NonFicVic More than 1 year ago
We watched it unfold in our living rooms, horrified as we listened to the pundits analyze and pontificate with half-truth's and rumor that soon became fact. We read the papers and believed we knew the what and why that was Columbine. Unfortunately the reality of the madness that happened on April 22, 1999 has been obscured by political infighting, mishandling of evidence, sloppy and incredibly inept police work, and most of all, the media. After reading this book I was amazed at the complexity of the case and the misinformation that still passes for "truth." Like many I thought these two boys were bullied and hounded into revenge. The "Trench Coat Mafia" pushed into it by abuse and teasing from peers. That is not the case. The depth with which Dave Cullen delves into the minds of Eric and Dylan makes for a great read and and even better analysis of how our media distorts everything. For the first time we are given a complete glimpse into the events and the personalities surrounding Columbine. The timeline. The players. It is as thorough an analysis as has ever been written about the subject and will probably be the definitive one as well. I only wish the parents of Eric and Dylan had opened up more about their sons, but that's not Cullen's fault and certainly not for lack of trying. One of the things I love about non-fiction are the photos in the book that show the key events and players. I use them as a reference to make the story more personal. Alas, there are no photos here. My disappointment with that was short-lived because the book examines the event in a depth that takes the reader beyond the hype and into the minds of these two boys to flesh out a motive with an astonishing report into who they were and why they did it. I highly recommend this book to those wishing a thorough insight into what made Columbine happen.
Anonymous More than 1 year ago
I am still reading the book (it is nearly 400 pages), yet cannot seem to put it down. It is the best book I have come across on this topic; it goes thoroughly in-depth into the events and emotions of the people who were affected by the Columbine tragedy. The research took about 9 years, and clearly states what is fact, an actual quote, etc. It is a book that provides great detail and yet is a book that reads fluently. I recommend this to anyone who has questions or uncertainty regarding the event...because the research is pnenomenal and puts everything in place for the reader to understand. The author spent much time on this project and it shows. Excellent piece of writing!!!

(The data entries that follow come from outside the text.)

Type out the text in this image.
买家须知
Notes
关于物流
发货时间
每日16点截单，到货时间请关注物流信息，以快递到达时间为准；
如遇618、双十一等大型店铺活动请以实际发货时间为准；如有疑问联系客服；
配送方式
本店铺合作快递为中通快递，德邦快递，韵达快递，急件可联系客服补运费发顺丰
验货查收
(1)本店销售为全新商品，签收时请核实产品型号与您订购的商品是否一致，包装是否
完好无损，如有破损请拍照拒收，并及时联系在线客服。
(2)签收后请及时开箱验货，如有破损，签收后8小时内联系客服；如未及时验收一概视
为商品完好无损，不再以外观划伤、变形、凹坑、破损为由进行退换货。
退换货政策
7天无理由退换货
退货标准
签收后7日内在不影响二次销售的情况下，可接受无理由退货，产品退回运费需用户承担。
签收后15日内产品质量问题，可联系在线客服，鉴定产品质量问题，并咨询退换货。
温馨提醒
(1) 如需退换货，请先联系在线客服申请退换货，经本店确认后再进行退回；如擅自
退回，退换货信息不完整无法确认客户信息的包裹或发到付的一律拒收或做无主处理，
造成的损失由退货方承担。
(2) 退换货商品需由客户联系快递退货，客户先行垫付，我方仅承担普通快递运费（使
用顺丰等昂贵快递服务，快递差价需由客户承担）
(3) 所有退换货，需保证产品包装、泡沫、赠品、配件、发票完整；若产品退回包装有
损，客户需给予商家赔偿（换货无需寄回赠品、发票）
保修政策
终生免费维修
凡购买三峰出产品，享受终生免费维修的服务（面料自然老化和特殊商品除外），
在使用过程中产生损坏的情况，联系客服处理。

canto More than 1 year ago
Dave Cullen has spent 10 years immersed in the Columbine tragedy. After interviewing countless witnesses, psychiatrists, victims and law-enforcement officials Mr. Cullen makes a believer of this reader that Eric Harris and Dylan Klebold committed the murders because Eric was a full-blown psychopath at the tender age of 18 who goaded Dylan's depression and anger, and Dylan was a severely depressed and angry young man who filled Eric's need for stimulation. Reading this book is something like watching a poisonous snake--it's scary yet so fascinating that it is mesmerizing. Cullen writes in a very fair and unprejudicial manner (except when he talks about the various fundamentalist Christian reactions where it feels like he is a bit mocking and judgmental). All in all, I couldn't put it down and read it in one Saturday afternoon. I stop short of saying it was "enjoyable" (due to its subject matter), but very plausible and engrossing.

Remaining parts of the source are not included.